The general system_dt_operation() subroutine is handling all general algorithmic operations, such as starting and ending the SCF loop, or updating interaction.

Implementation of system_dt_operation()

This routine fetches the next operation from the propagator and executes it. The following operations are implemented here:

All remaining operations are passed down to the system specific routine system%do_dt_operation(), which is the place where specific systems need to implement all algorithmic steps, required by the propagators, allowed for that system.

In a multisystem, the multisystem itself as well as all its subsystems are propagating according to their own propagators. In principle, they could be different, which could lead to unexpected behaviour. If propagators of the subsystems are not specified explicitely in the input file, they inherit automatically the propagator of the parent multisystem. Therefore, they should not be specified individually. The multisystem container itself always uses an ’empty’ propagator, which only implements the operations OP_UPDATE_INTERACTIONS and OP_FINISHED. For multisystem_t objects, the do_td_operations() routine only implements the SKIP operation.

This routine is triggering the update of the interactions, via the call to system%update_interations(), which loops over the interactions associated with the system, and all required exposed quantities.

Updating the interactions

Each of the systems (i.e. the multisystem and its subsystems) are attempting to update their interactions with system%update_interactions().
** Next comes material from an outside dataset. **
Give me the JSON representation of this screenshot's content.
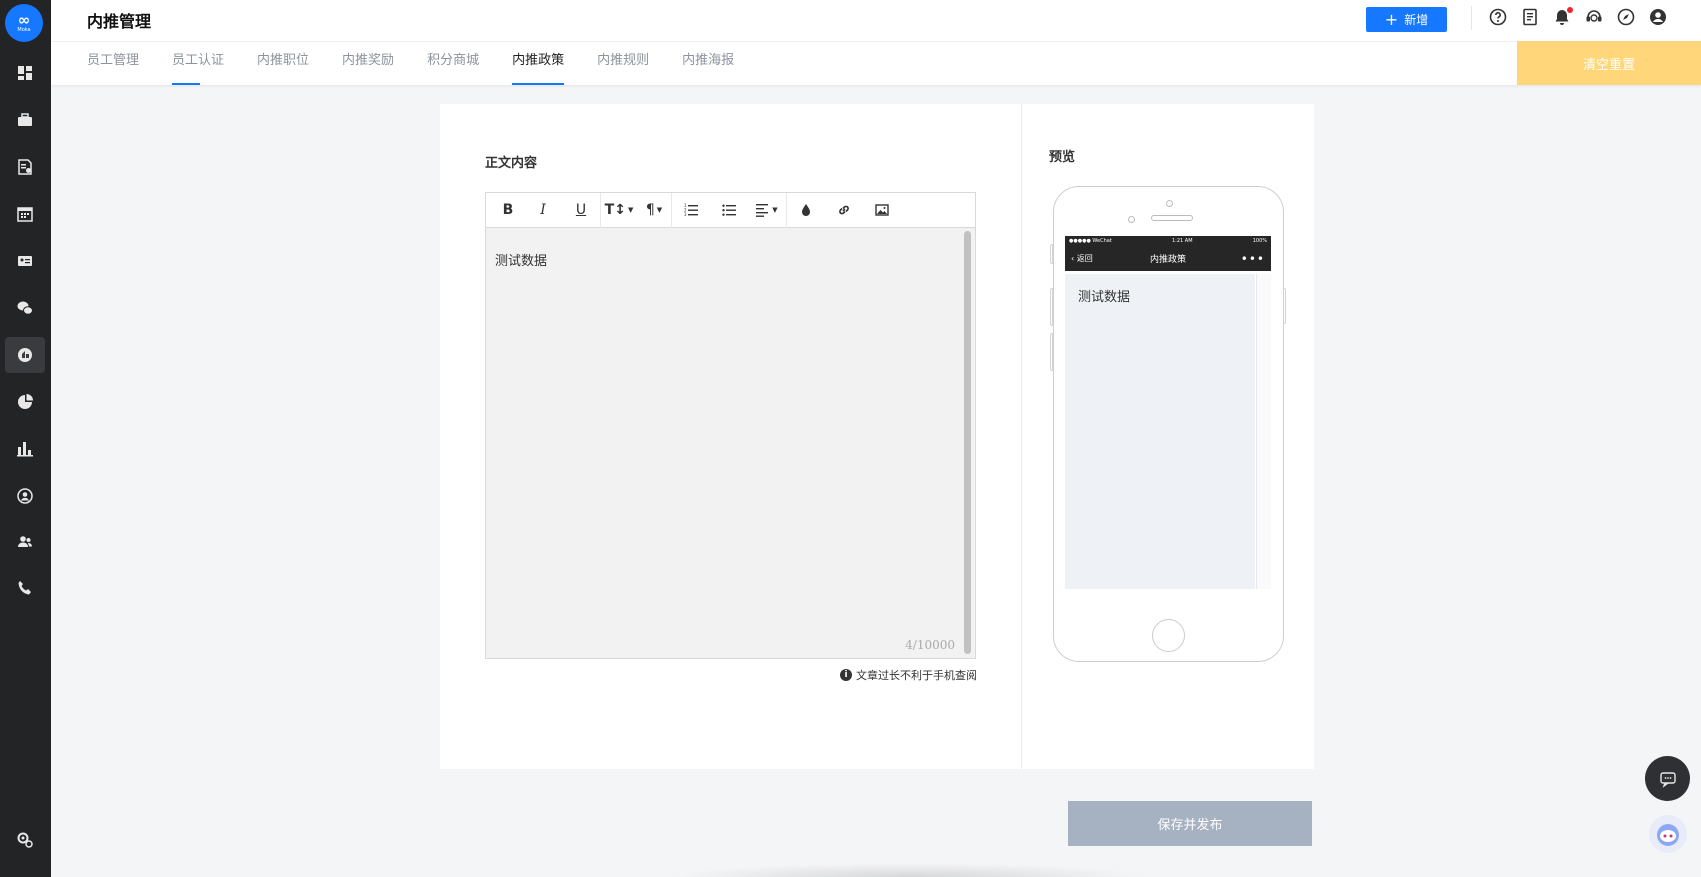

Implementation of system%update_interations()

The first part makes sure that the update_interactions_start() routine is only called when no interaction has been updated yet in this time step, iu.e. if their clocks are behind the system clock.

It is assumed that the interaction can never be ahead of time, compared to the propagator. It is therefore sufficient to ask whether the interaction time equals the propagator time to determine whether an interaction is up-to-date.

In the second part, we actually attempt to update the interactions, if needed. If an interaction is not up-to-date, it first needs to be ensured that the quantities, on which the interaction depends, are up-to-date. Once all quantities are updated, the update() routine of the interaction can be called with the current propagator time as argument.

Finally, if all interactions are updated successfully, there is a step update_interactions_finish(), which can be necessary for some systems.

Implementation of interaction_with_partner_update()

This function is to be called with for a specific requested_time, which is the time at which the interaction is needed.

The function first tries to update the exposed quantities of the partner. If this is successfull, the function calls the calculate() routine of the interaction, sets the interaction clock to the requested time and returns with the result .true., indicating a successful update. In case the function was blocked by one of the exposed quantities, the interaction is not calculated and the function returns .false..

As can be seen, it is, possible that an interaction cannot be updated at a given time. This can be the case when the interaction also depends on quantities of the other interaction partner, and that partner is not yet at the requested time.

Definition of system_update_exposed_quantities()

This routine demands some more comments:

Firstly, the routine is only allowed if the interaction is of type interaction_with_partner_t, as otherwise there is no partner to update exposed quantities. It is important to remember who called the function, and which quantities are supposed to be updated:

system_update_exposed_quantities() is called from Implementation of interaction_with_partner_update() for each interaction of a system for the interaction partner of that system with respect to a given interaction.

In the following situations, the routine is not allowd to update the exposed quantities:

If the timing conditions are fulfilled (and we are not in an internal SCF loop) the system will call the specific routines to update the exposed quantities, and copies their values to the interaction.